In 2003, the Crime Lab was awarded a federal grant that allowed it to purchase several state-of-the-art instruments. At the same time it expanded into additional space in the basement of Fogarty Hall. Some of the grant funds were used to renovate the space for expanding the trace and latent print sections of the laboratory.
“Over the past ten years we used a combination of state funding and small grants to hire additional analysts and purchase new lab equipment. There are now nine full-time analysts working in the Laboratory today, all located in one building, Fogarty Hall.”
Hilliard is always finding new ways to train students, and law enforcement officers. For the past two years, the state laboratory staged a program at the Union Fire District training center in South Kingstown that involved eight different crime scenes.
“The training is extremely beneficial to the criminal justice system,” said Hilliard, who umpires local softball games in his spare time. “This is a rare opportunity for students and law enforcement officers to conduct investigations at realistic crime scenes. We get to construct crime scenes the way we want them to be, while providing a learning experience that not a lot of people can get.”
A major recent event in the operation of forensic laboratories occurred during the infamous O.J. Simpson case in 1995. “The O.J. Simpson case greatly affected the field, and for the first time we saw DNA, a relatively new form of evidence in trials at that time, come into play. The case introduced doubt in the investigation process used by law enforcement and the way in which evidence is handled in the laboratory. This has led to many forensic laboratories seeking to become accredited by an outside agency for the work they do.”
In 2007, Rhode Island’s Laboratory was granted accreditation under the International Organization for Standardization (ISO) 17025 standard for latent prints, firearms, and trace analysis.
But for Hilliard, the job isn’t always serious. In the summer of 2000, Hilliard and his colleagues from the textiles, chemistry, and engineering programs involved with the Forensic Science Partnership at URI analyzed five Major League baseballs from 1963, 1970, 1989, 1995, and 2000. Hilliard was asked by a former Rhode Island sports radio station to test major league baseballs and study the relationship between changing materials and increasing home run production.

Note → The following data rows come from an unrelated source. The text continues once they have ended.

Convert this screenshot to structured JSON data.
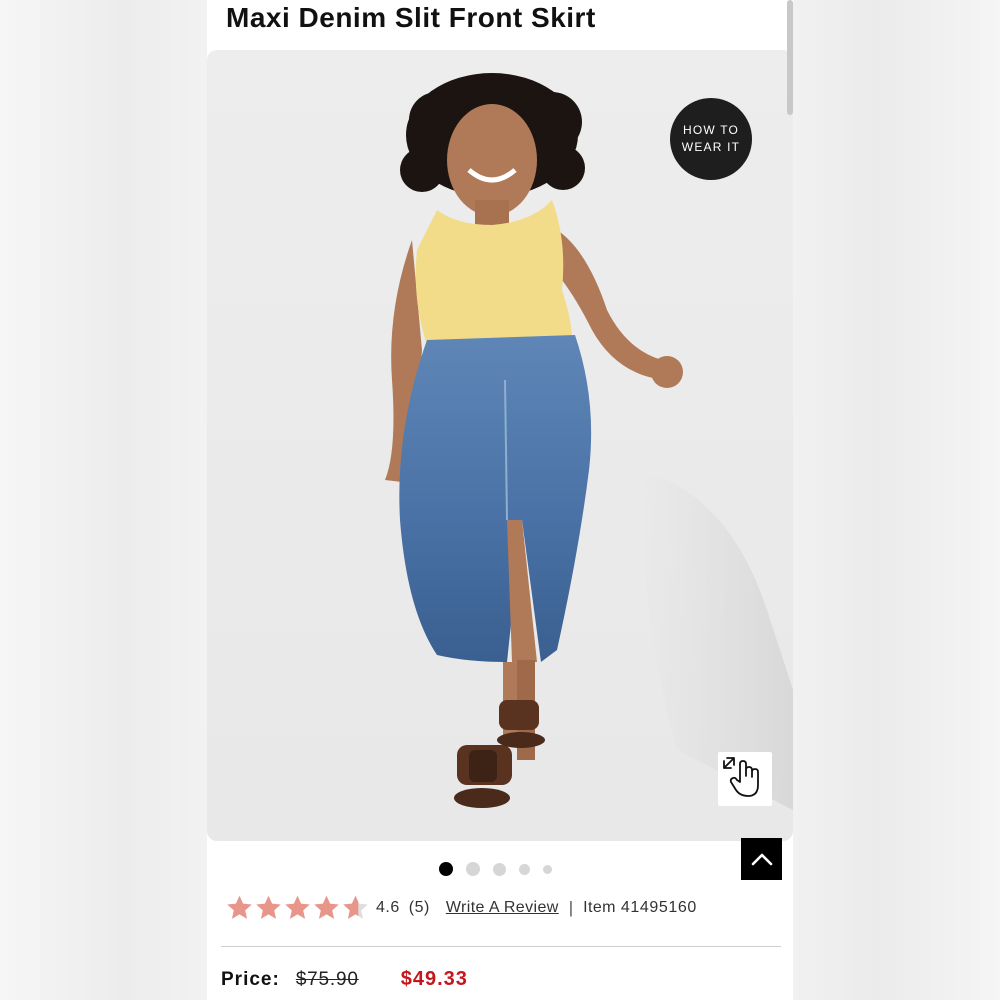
{
  "product": {
    "title": "Maxi Denim Slit Front Skirt"
  },
  "gallery": {
    "how_to_wear_line1": "HOW TO",
    "how_to_wear_line2": "WEAR IT",
    "zoom_icon": "hand-pointer-expand-icon",
    "back_to_top_icon": "chevron-up-icon",
    "dot_count": 5,
    "active_dot": 1
  },
  "rating": {
    "stars_value": 4.6,
    "value_text": "4.6",
    "count_text": "(5)",
    "write_review_label": "Write A Review",
    "separator": "|",
    "item_label": "Item",
    "item_number": "41495160",
    "star_color": "#e8958a"
  },
  "price": {
    "label": "Price:",
    "original": "$75.90",
    "sale": "$49.33",
    "sale_color": "#c4161c"
  }
}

“We only tested five baseballs, so there may be more work to do, but we had a lot of fun working on that project. The 1963 and 1970 balls were most likely made by Spalding, which manufactured MLB baseballs for 100 years, while the 1989, 1995, and 2000 balls were made by Rawlings. The more recent balls are livelier, for sure, and it will go a lot further when hit,” said Hilliard.

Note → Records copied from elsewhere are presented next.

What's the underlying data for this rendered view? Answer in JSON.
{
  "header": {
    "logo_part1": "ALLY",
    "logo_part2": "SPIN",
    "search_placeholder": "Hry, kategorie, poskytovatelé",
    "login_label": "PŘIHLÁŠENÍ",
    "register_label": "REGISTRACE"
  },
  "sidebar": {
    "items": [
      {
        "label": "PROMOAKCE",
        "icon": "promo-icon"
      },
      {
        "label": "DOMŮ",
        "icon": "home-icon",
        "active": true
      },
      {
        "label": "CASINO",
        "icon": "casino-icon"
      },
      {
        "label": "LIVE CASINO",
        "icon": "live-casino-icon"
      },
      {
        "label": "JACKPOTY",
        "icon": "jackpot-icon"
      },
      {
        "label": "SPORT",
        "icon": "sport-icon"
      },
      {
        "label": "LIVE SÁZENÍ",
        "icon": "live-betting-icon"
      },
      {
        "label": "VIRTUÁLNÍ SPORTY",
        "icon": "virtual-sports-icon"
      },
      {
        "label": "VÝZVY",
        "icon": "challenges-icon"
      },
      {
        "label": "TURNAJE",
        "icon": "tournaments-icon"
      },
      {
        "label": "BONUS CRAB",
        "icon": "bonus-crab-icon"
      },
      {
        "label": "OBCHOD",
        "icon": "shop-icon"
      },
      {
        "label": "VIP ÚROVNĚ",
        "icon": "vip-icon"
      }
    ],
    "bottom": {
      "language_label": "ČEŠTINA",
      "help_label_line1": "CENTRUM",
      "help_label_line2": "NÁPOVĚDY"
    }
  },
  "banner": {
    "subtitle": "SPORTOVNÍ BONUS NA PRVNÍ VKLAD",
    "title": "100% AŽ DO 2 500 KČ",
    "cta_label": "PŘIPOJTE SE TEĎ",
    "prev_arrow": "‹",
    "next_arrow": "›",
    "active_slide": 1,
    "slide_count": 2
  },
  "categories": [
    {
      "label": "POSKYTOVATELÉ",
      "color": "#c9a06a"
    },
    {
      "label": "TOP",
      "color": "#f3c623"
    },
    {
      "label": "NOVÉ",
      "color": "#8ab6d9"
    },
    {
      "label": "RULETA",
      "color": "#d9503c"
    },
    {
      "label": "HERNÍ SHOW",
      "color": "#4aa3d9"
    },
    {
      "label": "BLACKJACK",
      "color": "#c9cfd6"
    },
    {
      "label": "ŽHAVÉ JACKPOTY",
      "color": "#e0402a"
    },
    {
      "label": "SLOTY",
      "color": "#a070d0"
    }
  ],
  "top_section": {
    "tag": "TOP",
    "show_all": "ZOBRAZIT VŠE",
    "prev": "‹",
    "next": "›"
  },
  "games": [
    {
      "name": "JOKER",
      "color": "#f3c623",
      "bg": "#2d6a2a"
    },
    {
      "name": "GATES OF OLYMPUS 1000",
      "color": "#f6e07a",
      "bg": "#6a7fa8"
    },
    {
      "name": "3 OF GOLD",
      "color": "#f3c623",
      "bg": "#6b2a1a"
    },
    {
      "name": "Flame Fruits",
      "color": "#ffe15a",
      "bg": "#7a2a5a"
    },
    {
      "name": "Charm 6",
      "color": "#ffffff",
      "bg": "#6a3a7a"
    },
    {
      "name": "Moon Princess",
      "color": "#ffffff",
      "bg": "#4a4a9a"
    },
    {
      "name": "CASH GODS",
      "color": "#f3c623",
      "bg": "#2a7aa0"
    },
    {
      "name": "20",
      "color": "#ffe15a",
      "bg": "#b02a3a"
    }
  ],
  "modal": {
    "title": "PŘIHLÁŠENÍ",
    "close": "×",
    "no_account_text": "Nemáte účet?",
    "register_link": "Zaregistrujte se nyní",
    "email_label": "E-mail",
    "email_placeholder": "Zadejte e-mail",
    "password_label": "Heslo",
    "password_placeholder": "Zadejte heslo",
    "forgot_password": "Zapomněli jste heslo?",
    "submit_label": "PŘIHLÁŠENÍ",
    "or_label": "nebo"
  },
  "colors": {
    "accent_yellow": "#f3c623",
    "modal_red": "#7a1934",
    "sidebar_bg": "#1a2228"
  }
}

Hilliard tells students who are interested in studying forensic science at the undergraduate level to pursue a bachelor’s degree in a natural science first. “I caution students who want to major in forensic science during their undergraduate years because many programs do not focus on the science portion. What you have to decide is what you want to do in forensics: do you want to investigate scenes, do you want to work on evidence at the bench, or do you want to work on criminal profiling. If you want to work your way up in the field you need to have an understanding of science. Whether it’s chemistry, or biology, it is important to concentrate on the science section before pursuing a degree in forensic science. If you want to continue your studies, then go for your master’s degree in forensic science. For the students who really want to challenge themselves then they should seek a doctorate in molecular biology to work in the forensic DNA field.”